Detail from “Night Landscape is Often Obscured by Other Things,” by Margaret Boozer. Courtesy Project 4 Gallery.

Looks like everyone is gearing up this weekend to open one last show for 2008, and there is so much good stuff, we’re not sure how we’re going to get to it all. Be sure to go below the fold to find this weekends’ holiday art markets around town.

But first, a little interactivity. You know those old tennis, bowling, or chess trophies collecting dust in your mom’s basement? Dig them out and bring them to the Smithsonian American Art Museum. Artist Jean Shin is collecing them for a new piece called Everyday Monuments, which will be on display at SAAM starting May 1. You know you always thought your runner-up trophy for basketweaving deserved to be in the Smithsonian. Drop them off in the Luce Center (3rd floor) by Saturday.

Thursday:
>> One of our favorite local artists, Margaret Boozer, opens a new show at Project 4 tonight. Her stellar clay work “crosses genres between representation and abstraction, painting and sculpture.” Reception 6 to 8:30 p.m.

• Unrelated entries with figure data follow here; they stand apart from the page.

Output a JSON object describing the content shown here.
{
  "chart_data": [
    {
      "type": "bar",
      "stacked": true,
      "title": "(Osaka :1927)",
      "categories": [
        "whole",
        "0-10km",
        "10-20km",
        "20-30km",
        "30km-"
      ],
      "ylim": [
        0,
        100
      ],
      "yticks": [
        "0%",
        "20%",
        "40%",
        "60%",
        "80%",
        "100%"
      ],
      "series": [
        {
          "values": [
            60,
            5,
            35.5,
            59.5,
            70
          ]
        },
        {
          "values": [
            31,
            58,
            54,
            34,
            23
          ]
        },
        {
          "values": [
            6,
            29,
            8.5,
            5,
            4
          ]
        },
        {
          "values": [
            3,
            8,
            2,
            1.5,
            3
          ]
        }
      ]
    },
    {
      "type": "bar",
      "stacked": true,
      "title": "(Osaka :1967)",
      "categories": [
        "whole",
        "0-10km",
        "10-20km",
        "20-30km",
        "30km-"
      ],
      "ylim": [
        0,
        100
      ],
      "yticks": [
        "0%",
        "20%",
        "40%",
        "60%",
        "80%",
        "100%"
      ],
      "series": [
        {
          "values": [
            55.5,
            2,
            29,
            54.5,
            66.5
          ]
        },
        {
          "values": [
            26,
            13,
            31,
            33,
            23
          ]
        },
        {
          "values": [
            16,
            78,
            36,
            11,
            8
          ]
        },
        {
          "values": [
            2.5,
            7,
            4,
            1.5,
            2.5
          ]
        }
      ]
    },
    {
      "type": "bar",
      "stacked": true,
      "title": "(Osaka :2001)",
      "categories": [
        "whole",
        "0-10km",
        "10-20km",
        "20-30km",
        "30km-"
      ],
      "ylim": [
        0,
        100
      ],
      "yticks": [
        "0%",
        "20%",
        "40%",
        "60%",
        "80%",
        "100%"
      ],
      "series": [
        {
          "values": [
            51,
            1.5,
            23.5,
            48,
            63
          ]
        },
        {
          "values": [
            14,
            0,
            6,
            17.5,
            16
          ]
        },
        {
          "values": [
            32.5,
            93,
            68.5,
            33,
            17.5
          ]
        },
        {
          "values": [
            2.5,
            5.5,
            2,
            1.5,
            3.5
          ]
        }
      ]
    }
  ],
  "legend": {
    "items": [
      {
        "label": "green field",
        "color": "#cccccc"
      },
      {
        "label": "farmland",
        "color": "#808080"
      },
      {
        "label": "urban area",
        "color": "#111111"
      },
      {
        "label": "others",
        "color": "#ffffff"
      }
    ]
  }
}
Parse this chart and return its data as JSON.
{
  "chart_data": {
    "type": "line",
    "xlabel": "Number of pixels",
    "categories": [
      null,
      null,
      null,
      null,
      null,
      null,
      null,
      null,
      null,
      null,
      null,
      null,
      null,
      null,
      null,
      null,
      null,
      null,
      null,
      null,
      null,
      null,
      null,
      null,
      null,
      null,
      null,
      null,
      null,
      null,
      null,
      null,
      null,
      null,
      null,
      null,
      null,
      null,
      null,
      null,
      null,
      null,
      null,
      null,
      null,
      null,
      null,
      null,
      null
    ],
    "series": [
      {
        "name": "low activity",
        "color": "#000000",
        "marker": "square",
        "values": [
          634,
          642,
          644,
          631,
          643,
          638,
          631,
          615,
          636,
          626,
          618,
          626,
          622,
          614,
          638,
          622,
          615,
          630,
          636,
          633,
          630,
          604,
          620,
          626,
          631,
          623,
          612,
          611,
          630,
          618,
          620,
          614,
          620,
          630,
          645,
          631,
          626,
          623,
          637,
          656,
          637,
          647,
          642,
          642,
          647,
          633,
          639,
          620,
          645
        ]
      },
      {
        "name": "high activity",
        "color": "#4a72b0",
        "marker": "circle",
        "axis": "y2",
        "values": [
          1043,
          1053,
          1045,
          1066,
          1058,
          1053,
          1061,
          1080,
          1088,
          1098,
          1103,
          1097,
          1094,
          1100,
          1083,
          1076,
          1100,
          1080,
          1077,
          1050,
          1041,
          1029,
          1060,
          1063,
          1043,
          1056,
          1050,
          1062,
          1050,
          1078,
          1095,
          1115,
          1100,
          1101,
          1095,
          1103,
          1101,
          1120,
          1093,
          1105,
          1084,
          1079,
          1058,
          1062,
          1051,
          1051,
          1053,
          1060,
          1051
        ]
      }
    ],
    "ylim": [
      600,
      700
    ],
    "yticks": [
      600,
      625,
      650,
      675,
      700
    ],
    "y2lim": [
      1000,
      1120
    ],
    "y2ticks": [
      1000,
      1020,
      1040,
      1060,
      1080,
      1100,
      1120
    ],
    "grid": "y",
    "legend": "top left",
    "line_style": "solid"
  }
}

>> Head over to the Phillips Collection to see a screening and curator’s talk for When Absence Becomes Presence, the first round in the Washington Project for the Arts’ Experimental Media Series. Check out our preview here and get there by 6 p.m.

>> Strange Bodies: Figurative Works from the Hirshhorn Collection begins at the Hirshhorn Museum and Sculpture Garden today. This large exhibit of over 40 works (which will rotate out halfway through the run) travels the recent history of the human form in art. See the bold paintings of Francis Bacon, the giant, fleshy sculptures of Ron Mueck, the mythological human-hybrids of Matthew Barney, and more. Open daily 10 a.m. to 5:30 p.m.